As the private vehicle rounds the dormitory and rolls onto the main road, daylight falls on Trigger’s face and I realize that he isn’t terrified by Ford’s destination as I am. Instead he looks relieved. He wants to go to the Administrator’s mansion.
And somehow he knew that’s exactly where Ford 45 would take us.
I stare out the window over Trigger’s head as familiar buildings steadily march past at an unfamiliar angle. I’ve never seen them like this. So tall and…fleeting.

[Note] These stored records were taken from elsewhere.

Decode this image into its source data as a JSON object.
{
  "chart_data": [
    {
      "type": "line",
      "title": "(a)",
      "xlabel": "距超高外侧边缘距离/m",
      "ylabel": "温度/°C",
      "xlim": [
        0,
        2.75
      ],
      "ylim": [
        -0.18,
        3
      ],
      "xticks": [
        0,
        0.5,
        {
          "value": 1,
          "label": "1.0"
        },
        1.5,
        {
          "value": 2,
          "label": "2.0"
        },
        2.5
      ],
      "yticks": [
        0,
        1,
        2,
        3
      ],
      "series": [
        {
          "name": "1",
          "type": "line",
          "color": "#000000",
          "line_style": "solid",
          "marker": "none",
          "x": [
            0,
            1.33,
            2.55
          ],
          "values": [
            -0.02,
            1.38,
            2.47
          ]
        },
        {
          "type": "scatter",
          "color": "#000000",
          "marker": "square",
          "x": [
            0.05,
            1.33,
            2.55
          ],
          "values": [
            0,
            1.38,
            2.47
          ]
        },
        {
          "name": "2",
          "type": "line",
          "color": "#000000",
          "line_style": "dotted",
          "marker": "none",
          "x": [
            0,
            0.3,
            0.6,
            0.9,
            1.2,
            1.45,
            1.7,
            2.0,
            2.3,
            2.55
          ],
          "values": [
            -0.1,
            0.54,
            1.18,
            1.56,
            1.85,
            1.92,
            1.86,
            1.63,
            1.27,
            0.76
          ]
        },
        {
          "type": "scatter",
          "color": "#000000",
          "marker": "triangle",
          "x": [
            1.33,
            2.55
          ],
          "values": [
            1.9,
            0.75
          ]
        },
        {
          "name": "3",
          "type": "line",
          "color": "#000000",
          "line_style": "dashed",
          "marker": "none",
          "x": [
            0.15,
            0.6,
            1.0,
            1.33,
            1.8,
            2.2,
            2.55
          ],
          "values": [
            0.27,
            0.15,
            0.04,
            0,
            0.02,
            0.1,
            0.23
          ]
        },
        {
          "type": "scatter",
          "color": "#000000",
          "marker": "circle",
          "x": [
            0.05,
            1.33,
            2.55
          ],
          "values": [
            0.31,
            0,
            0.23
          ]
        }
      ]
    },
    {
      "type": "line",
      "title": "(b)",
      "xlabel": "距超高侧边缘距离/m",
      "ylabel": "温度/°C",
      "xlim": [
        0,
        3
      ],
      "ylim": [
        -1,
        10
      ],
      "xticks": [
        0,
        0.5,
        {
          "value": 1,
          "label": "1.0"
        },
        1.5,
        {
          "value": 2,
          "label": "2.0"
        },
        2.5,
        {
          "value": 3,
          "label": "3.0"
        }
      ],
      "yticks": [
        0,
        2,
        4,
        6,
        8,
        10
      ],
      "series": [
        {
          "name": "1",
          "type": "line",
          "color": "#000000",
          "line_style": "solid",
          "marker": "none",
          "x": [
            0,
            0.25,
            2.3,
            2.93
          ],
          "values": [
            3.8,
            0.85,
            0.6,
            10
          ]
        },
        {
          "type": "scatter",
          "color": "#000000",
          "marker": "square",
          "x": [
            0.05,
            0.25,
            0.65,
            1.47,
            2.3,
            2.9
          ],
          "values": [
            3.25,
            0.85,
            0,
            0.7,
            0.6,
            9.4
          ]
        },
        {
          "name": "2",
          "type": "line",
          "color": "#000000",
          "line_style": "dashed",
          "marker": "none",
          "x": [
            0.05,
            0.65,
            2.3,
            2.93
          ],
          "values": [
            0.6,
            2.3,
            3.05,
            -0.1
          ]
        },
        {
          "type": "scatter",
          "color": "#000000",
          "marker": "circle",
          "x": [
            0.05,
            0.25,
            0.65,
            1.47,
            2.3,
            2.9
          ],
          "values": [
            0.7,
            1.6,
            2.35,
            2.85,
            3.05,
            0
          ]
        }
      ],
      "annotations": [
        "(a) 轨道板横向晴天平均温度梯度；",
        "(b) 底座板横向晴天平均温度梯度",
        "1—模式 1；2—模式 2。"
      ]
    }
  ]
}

A chime rings through the vehicle and I flinch, startled by the sudden sound. The dashboard screen flashes, and the map of our route disappears to reveal a message reading Incoming communication request.
“Accept,” Ford 45 says.
The screen flashes again and I catch a glimpse of a lightly lined female face and graying hair pulled back into a Management-style bun as I duck back behind the seat, my heart pounding in fear.
Trigger’s eyes are wide. Were you seen? his expression seems to demand.
I shake my head. And hope I’m right.
“Administrator,” Ford 45 says. “I’m on my way—”
“Where is she?” the Administrator demands.
My throat feels tight. They’re talking about me.
“I believe we’re closing in on her—”
“You believe? I want to hear what you know. Do you know where she is?”
“No, ma’am. I’m on my way to the mansion, then I’m headed back to the Defense Academy to question the cadet. I—”
“Ford 45, that girl represents the greatest security threat Lakeview has ever seen.” The Administrator’s declaration sends chills across my skin.
“But she’s just a gardener,” Ford says, echoing my own thoughts. “What’s so dangerous about a defective gard—”
“She cannot escape the city. What about the geneticist?”
“Wexler 42. He’s still missing. His lab is studying the genome, trying to figure out what happened with Dahlia 16, but the whole thing is very strange, ma’am. They can’t find any of the DNA assembly records and work logs for the genome in question.”
During the Administrator’s brief silence, I can hear my own heartbeat.
“You think Wexler 42 deleted them?” she asks at last.